Je ne sais si ce réalisateur, scénariste, producteur et écrivain français, était un amateur de cirque, rien ne le laisse deviner, par contre Bertrand Tavernier aimait tant le cinéma, qu’il rédigeait régulièrement depuis mai 2005 un blog (https://www.tavernier.blog.sacd.fr/) sur lequel il faisait part de ses commentaires toujours judicieux concernant les DVD ou les Blu-ray qui étaient édités.
Parmi les articles que l’on peut lire ou relire, certains concernaient des œuvres cinématographiques dont une partie de l’action est liée à la piste magique comme par exemple "125 rue de Montmartre" (voir blog09/04/2019), "Lady Paname" (voir blog19/01/2021)....

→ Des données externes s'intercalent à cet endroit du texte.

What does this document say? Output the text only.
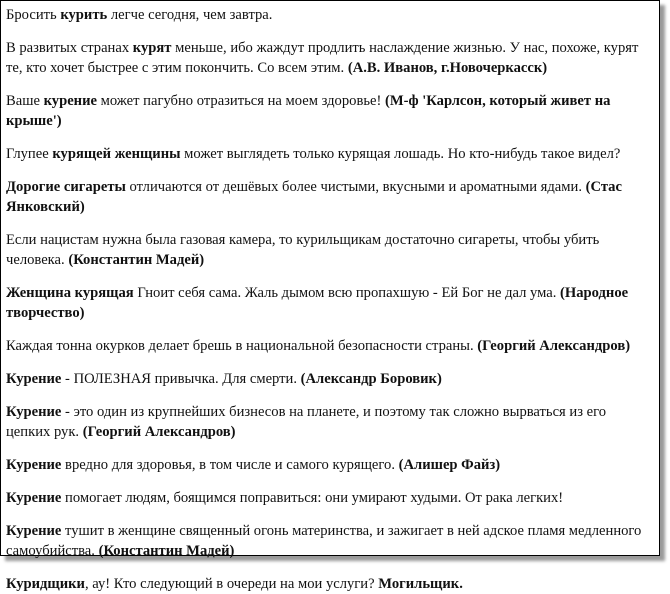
Бросить курить легче сегодня, чем завтра.

В развитых странах курят меньше, ибо жаждут продлить наслаждение жизнью. У нас, похоже, курят те, кто хочет быстрее с этим покончить. Со всем этим. (А.В. Иванов, г.Новочеркасск)

Ваше курение может пагубно отразиться на моем здоровье! (М-ф 'Карлсон, который живет на крыше')

Глупее курящей женщины может выглядеть только курящая лошадь. Но кто-нибудь такое видел?

Дорогие сигареты отличаются от дешёвых более чистыми, вкусными и ароматными ядами. (Стас Янковский)

Если нацистам нужна была газовая камера, то курильщикам достаточно сигареты, чтобы убить человека. (Константин Мадей)

Женщина курящая Гноит себя сама. Жаль дымом всю пропахшую - Ей Бог не дал ума. (Народное творчество)

Каждая тонна окурков делает брешь в национальной безопасности страны. (Георгий Александров)

Курение - ПОЛЕЗНАЯ привычка. Для смерти. (Александр Боровик)

Курение - это один из крупнейших бизнесов на планете, и поэтому так сложно вырваться из его цепких рук. (Георгий Александров)

Курение вредно для здоровья, в том числе и самого курящего. (Алишер Файз)

Курение помогает людям, боящимся поправиться: они умирают худыми. От рака легких!

Курение тушит в женщине священный огонь материнства, и зажигает в ней адское пламя медленного самоубийства. (Константин Мадей)

Куридщики, ау! Кто следующий в очереди на мои услуги? Могильщик.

Je ne me lasse pas de relire l’article que le président de l'Institut Lumière avait rédigé concernant. ”Les Larmes de Clown” (He who gets slapped), film réalisé par Victor Sjöström en 1924, aussi je vous laisse en prendre connaissance.
”LARMES DE CLOWN (HE WHO GETS SLAPPED) chez Bach films, copie correcte. Deuxième film américain de Victor Sjöström rebaptisé Seastrom, après NAME THE MAN pour Samuel Goldwyn, HE WHO GETS SLAPPED est une œuvre noire, très européenne, qui traite de l’humiliation, de l’avilissement, de la bassesse humaine, sujets rarement abordés dans le cinéma américain. Il faut dire que Sjöström et son co-scénariste Carey Wilson adaptent en toute liberté un auteur réputé pour son pessimisme, Leonid Andreïev, écrivain et dramaturge russe, anti-tsariste et anti-bolchevique dont Gorki disait qu’il était « d’une effrayante perspicacité ». Un savant, Paul Baumont, se fait dépouiller de ses recherches et voler sa femme par le baron Regnard, un soi-disant mécène qui l’humilie devant ses confrères de l’Académie des Sciences. Il va se réfugier dans un cirque en devenant clown, invente un numéro où, sans cesse giflé, il est à nouveau humilié mais remporte un triomphe. Il va retomber amoureux d’une belle écuyère (Norma Shearer, juste et gracieuse) et ce sera une nouvelle désillusion. Sjöström domine son sujet avec une incroyable maestria, passant avec une rare fluidité de l’allégorie tragique avec ce clown faisant tourner un ballon qui devient le globe terrestre – lancinant leitmotiv – cette piste aux étoiles symbolisant le monde dans ce qu’il a de plus aveugle, de pire, à des séquences réalistes qu’il traite avec une concision fulgurante : trois plans suffisent pour évoquer l’abjecte muflerie avec laquelle le baron renvoie sa femme, une fermeture à l’iris sur un collier signifie que le père de l’écuyère a vendu sa fille. Le ton du film, décapant, impitoyable, mais empreint de compassion, évoque l’univers d’Ibsen, de Strindberg et on comprend l’admiration que Bergman éprouvait pour Sjöström qu’il fit jouer dans LES FRAISES SAUVAGES et sans doute pour ce film auquel il rend hommage dans LA NUIT DES FORAINS. Interprétation géniale de Lon Chaney. Son plus grand rôle avec L’INCONNU de Todd Browning.”